To assess the efficacy of interferon-beta1b (INF-beta1b) in combination with favipiravir in early treatment of patients with COVD-19 pneumonia. This prospective non-controlled study was performed on admitted patients with moderate to severe COVID-19 disease to Amir-Alam hospital. The diagnosis of COVID-19 pneumonia was based on positive RT-PCR test from nasopharyngeal samples and typical spiral chest CT scan findings. At the time of this study, there was the shortage of efficient anti-COVID drugs especially “Remdesivir” due to sanction of Iran. All the patients received subcutaneous IFN-beta1b plus favipiravir. The patients with severe infection received intravenous dexamethasone.

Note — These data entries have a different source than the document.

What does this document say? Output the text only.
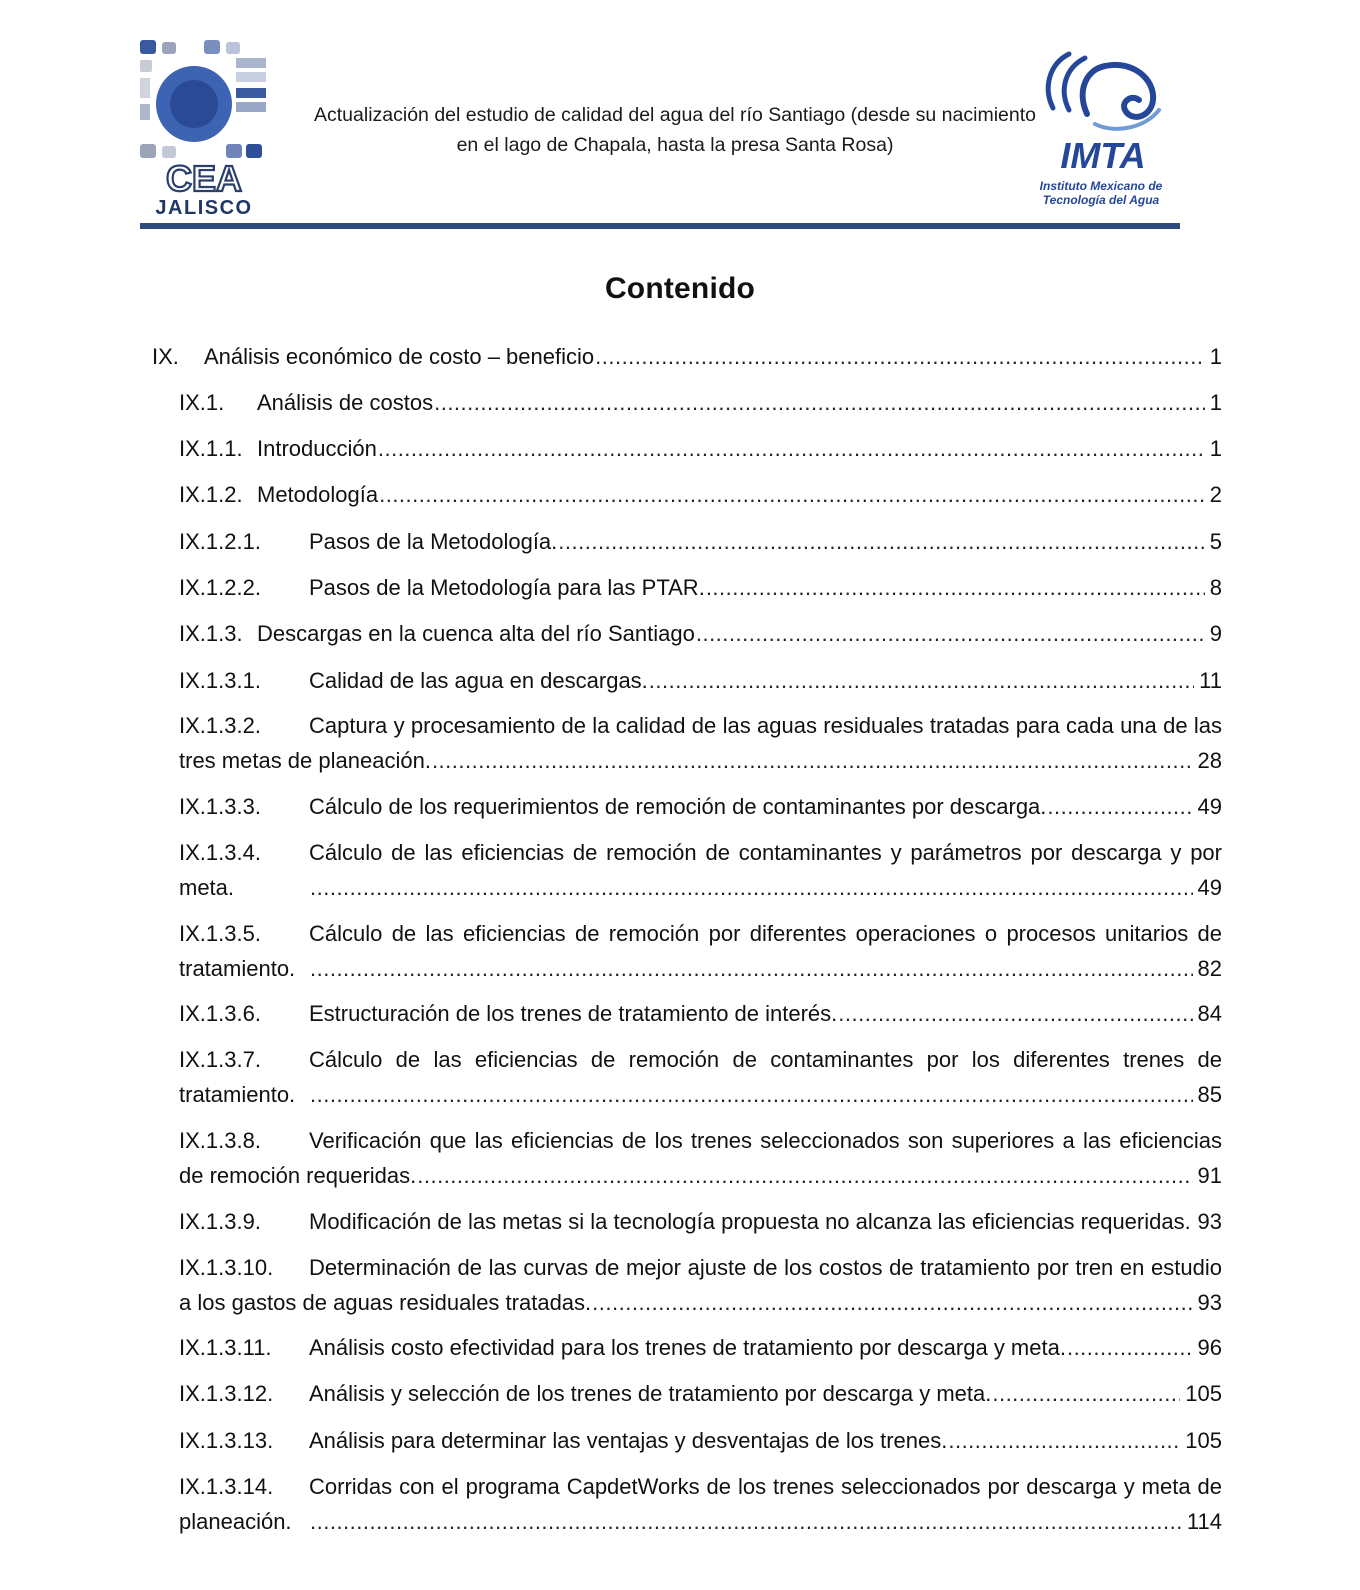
CEA
JALISCO
Actualización del estudio de calidad del agua del río Santiago (desde su nacimiento
en el lago de Chapala, hasta la presa Santa Rosa)	IMTA
Instituto Mexicano de
Tecnología del Agua
Contenido
IX.	Análisis económico de costo – beneficio .....	1
IX.1.	Análisis de costos .....	1
IX.1.1. Introducción .....	1
IX.1.2. Metodología .....	2
IX.1.2.1.	Pasos de la Metodología. .....	5
IX.1.2.2.	Pasos de la Metodología para las PTAR. .....	8
IX.1.3. Descargas en la cuenca alta del río Santiago .....	9
IX.1.3.1.	Calidad de las agua en descargas. .....	11
IX.1.3.2. Captura y procesamiento de la calidad de las aguas residuales tratadas para cada una de las
tres metas de planeación. .....	28
IX.1.3.3.	Cálculo de los requerimientos de remoción de contaminantes por descarga. .....	49
IX.1.3.4. Cálculo de las eficiencias de remoción de contaminantes y parámetros por descarga y por
meta. .....	49
IX.1.3.5. Cálculo de las eficiencias de remoción por diferentes operaciones o procesos unitarios de
tratamiento. .....	82
IX.1.3.6.	Estructuración de los trenes de tratamiento de interés. .....	84
IX.1.3.7. Cálculo de las eficiencias de remoción de contaminantes por los diferentes trenes de
tratamiento. .....	85
IX.1.3.8. Verificación que las eficiencias de los trenes seleccionados son superiores a las eficiencias
de remoción requeridas. .....	91
IX.1.3.9.	Modificación de las metas si la tecnología propuesta no alcanza las eficiencias requeridas. ..... 93
IX.1.3.10. Determinación de las curvas de mejor ajuste de los costos de tratamiento por tren en estudio
a los gastos de aguas residuales tratadas. .....	93
IX.1.3.11.	Análisis costo efectividad para los trenes de tratamiento por descarga y meta. .....	96
IX.1.3.12.	Análisis y selección de los trenes de tratamiento por descarga y meta. .....	105
IX.1.3.13.	Análisis para determinar las ventajas y desventajas de los trenes. .....	105
IX.1.3.14. Corridas con el programa CapdetWorks de los trenes seleccionados por descarga y meta de
planeación. .....	114
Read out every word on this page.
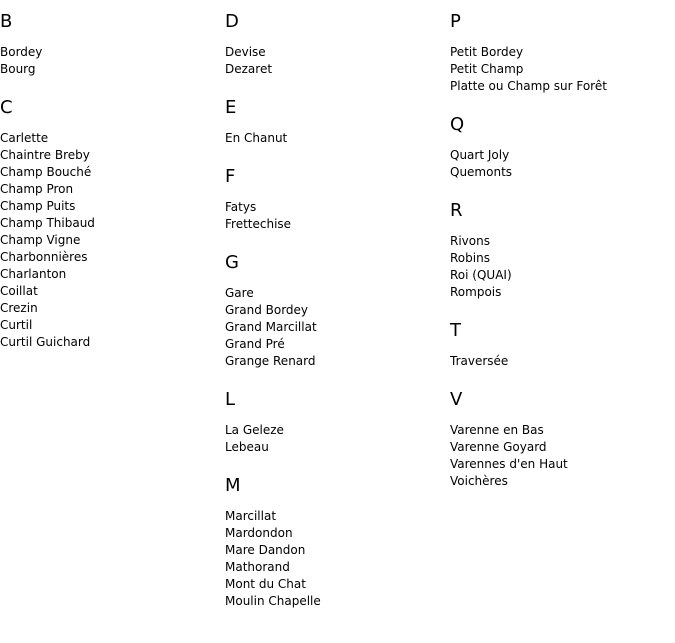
B
Bordey
Bourg
C
Carlette
Chaintre Breby
Champ Bouché
Champ Pron
Champ Puits
Champ Thibaud
Champ Vigne
Charbonnières
Charlanton
Coillat
Crezin
Curtil
Curtil Guichard
D
Devise
Dezaret
E
En Chanut
F
Fatys
Frettechise
G
Gare
Grand Bordey
Grand Marcillat
Grand Pré
Grange Renard
L
La Geleze
Lebeau
M
Marcillat
Mardondon
Mare Dandon
Mathorand
Mont du Chat
Moulin Chapelle
P
Petit Bordey
Petit Champ
Platte ou Champ sur Forêt
Q
Quart Joly
Quemonts
R
Rivons
Robins
Roi (QUAI)
Rompois
T
Traversée
V
Varenne en Bas
Varenne Goyard
Varennes d'en Haut
Voichères
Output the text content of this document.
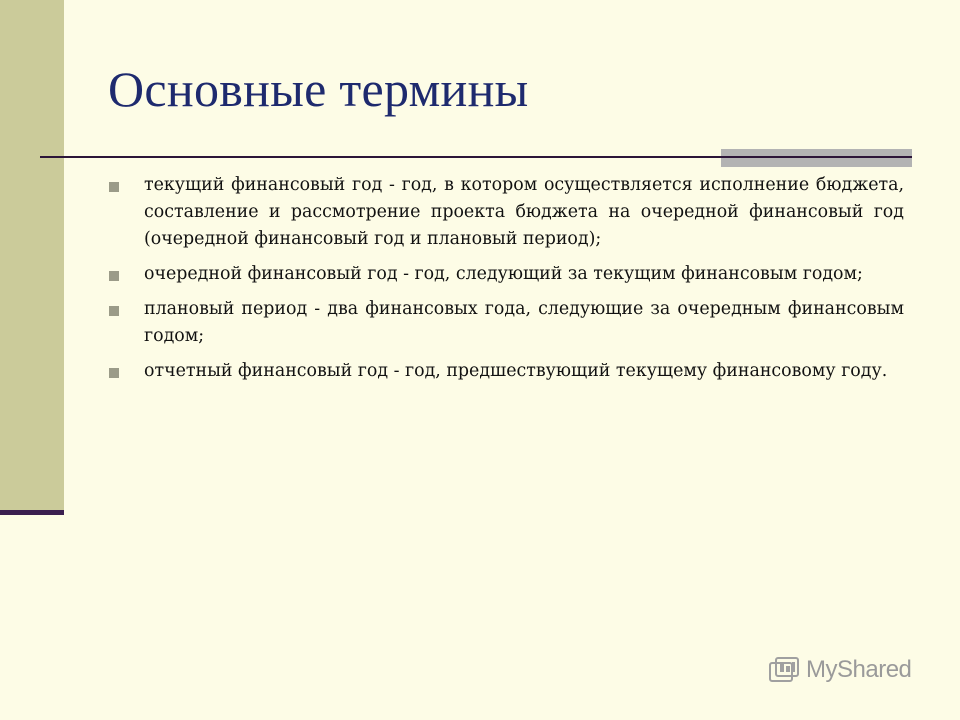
Основные термины
текущий финансовый год - год, в котором осуществляется исполнение бюджета, составление и рассмотрение проекта бюджета на очередной финансовый год (очередной финансовый год и плановый период);
очередной финансовый год - год, следующий за текущим финансовым годом;
плановый период - два финансовых года, следующие за очередным финансовым годом;
отчетный финансовый год - год, предшествующий текущему финансовому году.
MyShared
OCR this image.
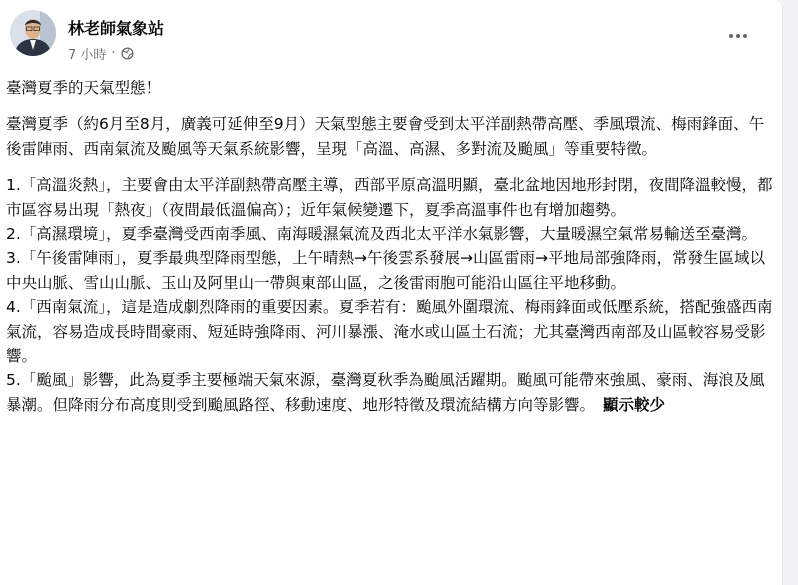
林老師氣象站
7 小時 ·

臺灣夏季的天氣型態！

臺灣夏季（約6月至8月，廣義可延伸至9月）天氣型態主要會受到太平洋副熱帶高壓、季風環流、梅雨鋒面、午後雷陣雨、西南氣流及颱風等天氣系統影響，呈現「高溫、高濕、多對流及颱風」等重要特徵。

1.「高溫炎熱」，主要會由太平洋副熱帶高壓主導，西部平原高溫明顯，臺北盆地因地形封閉，夜間降溫較慢，都市區容易出現「熱夜」（夜間最低溫偏高）；近年氣候變遷下，夏季高溫事件也有增加趨勢。

2.「高濕環境」，夏季臺灣受西南季風、南海暖濕氣流及西北太平洋水氣影響，大量暖濕空氣常易輸送至臺灣。

3.「午後雷陣雨」，夏季最典型降雨型態，上午晴熱→午後雲系發展→山區雷雨→平地局部強降雨，常發生區域以中央山脈、雪山山脈、玉山及阿里山一帶與東部山區，之後雷雨胞可能沿山區往平地移動。

4.「西南氣流」，這是造成劇烈降雨的重要因素。夏季若有：颱風外圍環流、梅雨鋒面或低壓系統，搭配強盛西南氣流，容易造成長時間豪雨、短延時強降雨、河川暴漲、淹水或山區土石流；尤其臺灣西南部及山區較容易受影響。

5.「颱風」影響，此為夏季主要極端天氣來源，臺灣夏秋季為颱風活躍期。颱風可能帶來強風、豪雨、海浪及風暴潮。但降雨分布高度則受到颱風路徑、移動速度、地形特徵及環流結構方向等影響。 顯示較少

Those who underwent invasive or noninvasive mechanical ventilation, at the admission onset, were excluded from the study. One hundred and eighty-two patients with moderate to severe COVID-19 pneumonia were included in this study. Among182 patients, 90 cases had moderate and 92 had severe pneumonia. Twenty-one cases with severe pneumonia and 14 cases with moderate pneumonia were transferred to ICU to receive invasive or non-invasive mechanical ventilation. The mean duration of hospital ward admission and ICU stay was 10.69±7.54 and 5.45±2.72 days, respectively. One hundred and seventy-four patients (80.7 %) recovered completely and discharged without need to ICU admission. The response rate was the same in patients with moderate and severe pneumonia. Nine cases (4.9 %) were passed away. Diabetic patients had higher mortality rates. This study showed the efficacy of IFN-beta1b plus favipiravir in early treatment of patients with moderate to severe COVID-19 pneumonia who did need to mechanical ventilation.